Projet de loi relatif à la liberté de la création, à l'architecture et au patrimoine (27) : Liberté de création artistique, ou l'arbre qui cache la forêt.

La commission de la Culture du Sénat vient d'amender à nouveau le Projet de loi relatif à la liberté de la création, à l'architecture et au patrimoine dont le texte passera en seconde et dernière lecture à l'hémicycle de la Haute-assemblée les 24, 25 et 26 mai 2016 (dossier legislatif ici).
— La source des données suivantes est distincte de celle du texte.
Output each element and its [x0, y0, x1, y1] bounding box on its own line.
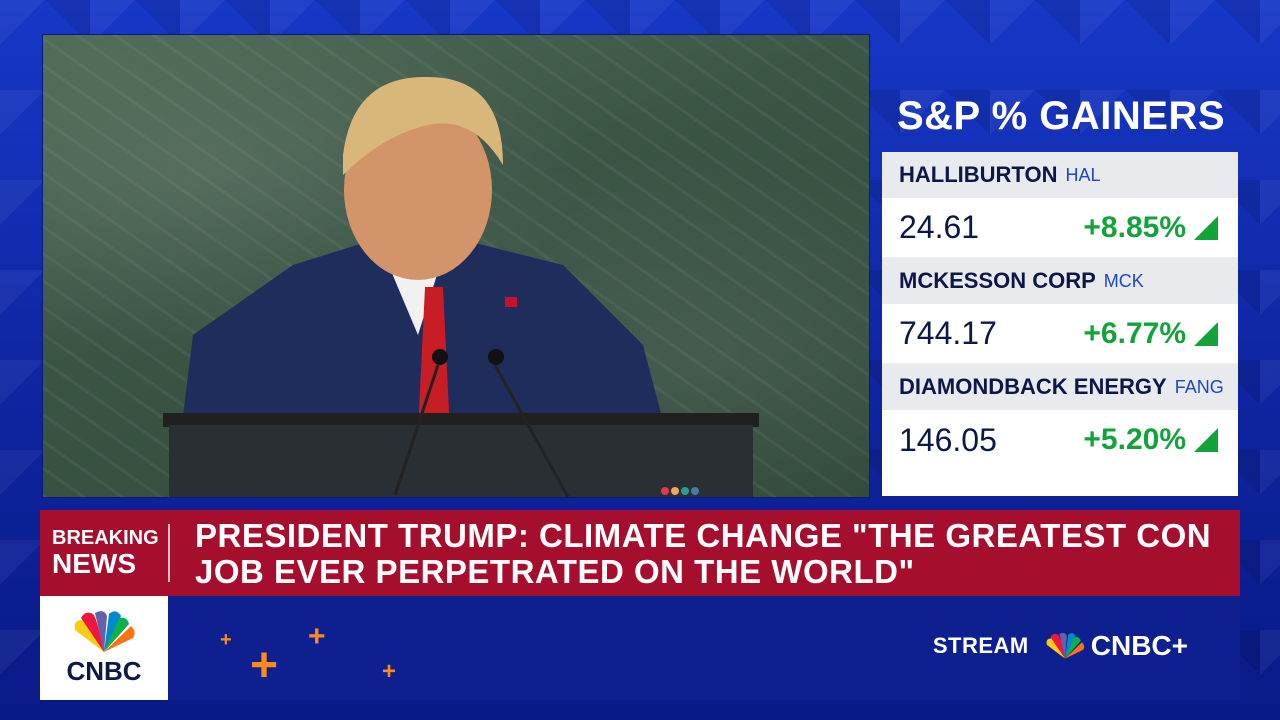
- breaking-news-label: BREAKING NEWS: [40, 510, 168, 596]
- cnbc-plus-wordmark: CNBC+: [1090, 630, 1188, 661]
- stock-company: MCKESSON CORP: [899, 268, 1096, 293]
- stock-ticker: HAL: [1065, 164, 1101, 185]
- speaker-illustration: [163, 76, 759, 497]
- plus-icon: +: [250, 639, 279, 692]
- stock-price-row: 24.61 +8.85%: [882, 198, 1238, 258]
- stock-price: 744.17: [899, 315, 997, 351]
- news-label: NEWS: [52, 548, 136, 579]
- stock-company: DIAMONDBACK ENERGY: [899, 374, 1167, 399]
- stock-price: 24.61: [899, 209, 980, 245]
- plus-icon: +: [220, 629, 232, 651]
- stock-name-row: MCKESSON CORP MCK: [882, 258, 1238, 304]
- stock-price: 146.05: [899, 421, 997, 458]
- stock-company: HALLIBURTON: [899, 162, 1058, 187]
- headline: PRESIDENT TRUMP: CLIMATE CHANGE "THE GRE…: [195, 517, 1212, 590]
- plus-icon: +: [308, 620, 326, 653]
- up-triangle-icon: [1194, 215, 1218, 240]
- up-triangle-icon: [1194, 321, 1218, 346]
- stock-change: +8.85%: [1083, 210, 1186, 244]
- gainers-title: S&P % GAINERS: [896, 93, 1226, 138]
- stock-ticker: MCK: [1103, 270, 1144, 291]
- stock-change: +5.20%: [1083, 423, 1186, 456]
- stream-label: STREAM: [932, 633, 1029, 658]
- bottom-bar: CNBC + + + + STREAM CNBC+: [40, 596, 1240, 700]
- banner-divider: [168, 524, 170, 582]
- cnbc-wordmark: CNBC: [66, 655, 142, 686]
- stock-name-row: HALLIBURTON HAL: [882, 152, 1238, 198]
- breaking-label: BREAKING: [52, 527, 159, 549]
- plus-icon: +: [382, 658, 397, 685]
- stock-change: +6.77%: [1083, 316, 1186, 350]
- video-feed: [42, 34, 870, 498]
- peacock-logo-icon: [1046, 632, 1084, 659]
- stock-ticker: FANG: [1174, 376, 1224, 397]
- network-logo: CNBC: [40, 596, 168, 700]
- peacock-logo-icon: [74, 610, 135, 652]
- stock-price-row: 744.17 +6.77%: [882, 304, 1238, 364]
- stock-price-row: 146.05 +5.20%: [882, 410, 1238, 470]
- up-triangle-icon: [1194, 428, 1218, 452]
- breaking-news-banner: BREAKING NEWS PRESIDENT TRUMP: CLIMATE C…: [40, 510, 1240, 596]
- stream-promo: STREAM CNBC+: [933, 630, 1188, 662]
- gainers-panel: HALLIBURTON HAL 24.61 +8.85% MCKESSON CO…: [882, 152, 1238, 496]
- stock-name-row: DIAMONDBACK ENERGY FANG: [882, 364, 1238, 410]
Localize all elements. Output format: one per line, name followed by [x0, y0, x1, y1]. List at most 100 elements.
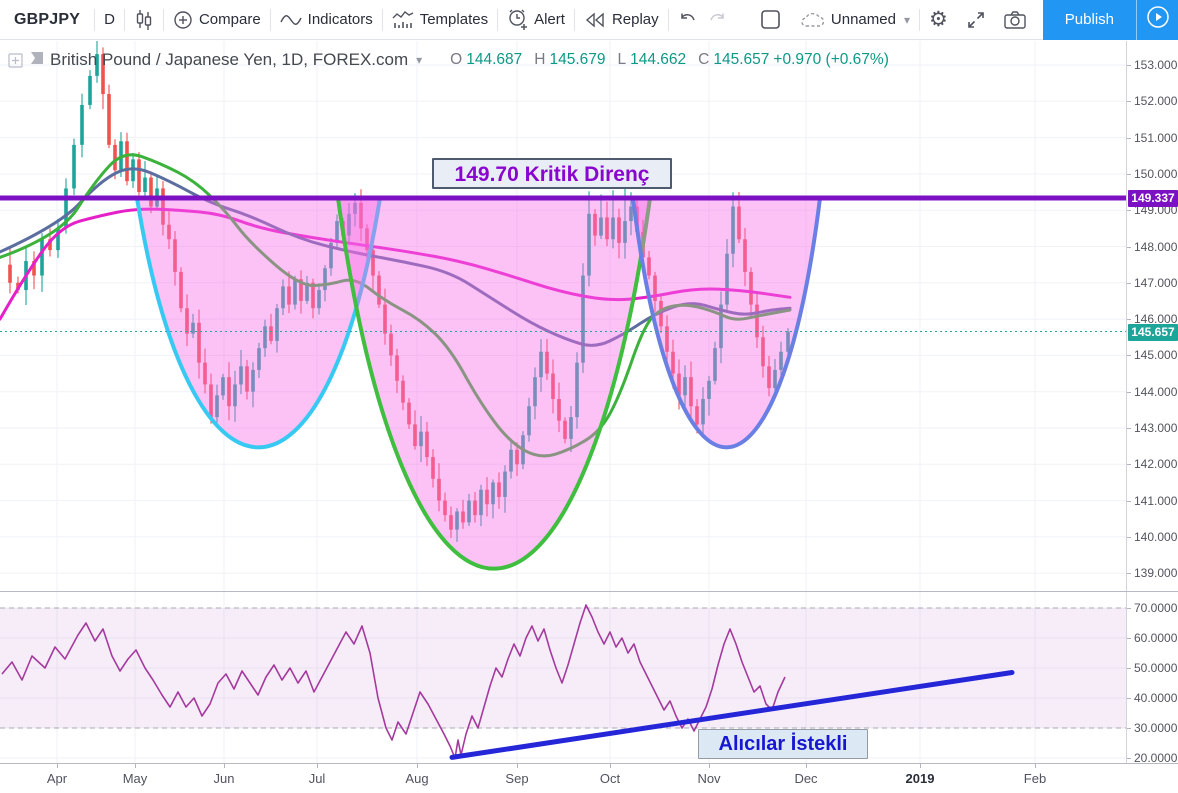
save-layout-button[interactable]: Unnamed ▾ [790, 0, 919, 40]
time-label: Aug [405, 771, 429, 786]
compare-plus-icon [173, 10, 193, 30]
price-pane[interactable] [0, 41, 1126, 591]
pane-separator[interactable] [0, 591, 1178, 592]
cup-pattern-fill-3[interactable] [633, 197, 820, 448]
indicators-button[interactable]: Indicators [271, 0, 382, 40]
rsi-line[interactable] [1, 604, 786, 759]
axis-tick-label: 151.000 [1126, 130, 1178, 145]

Cela dure depuis septembre et rien de bon n'y s'est révélé. Au sujet de l'article premier « La création artistique est libre », tous les députés et sénateurs ont fait semblant qu'il était nécessaire. Aucun n'y a vu un effet d'annonce, un cache-misère, l'arbre qui cache la forêt de l'indigence culturelle et artistique françaises contemporaines.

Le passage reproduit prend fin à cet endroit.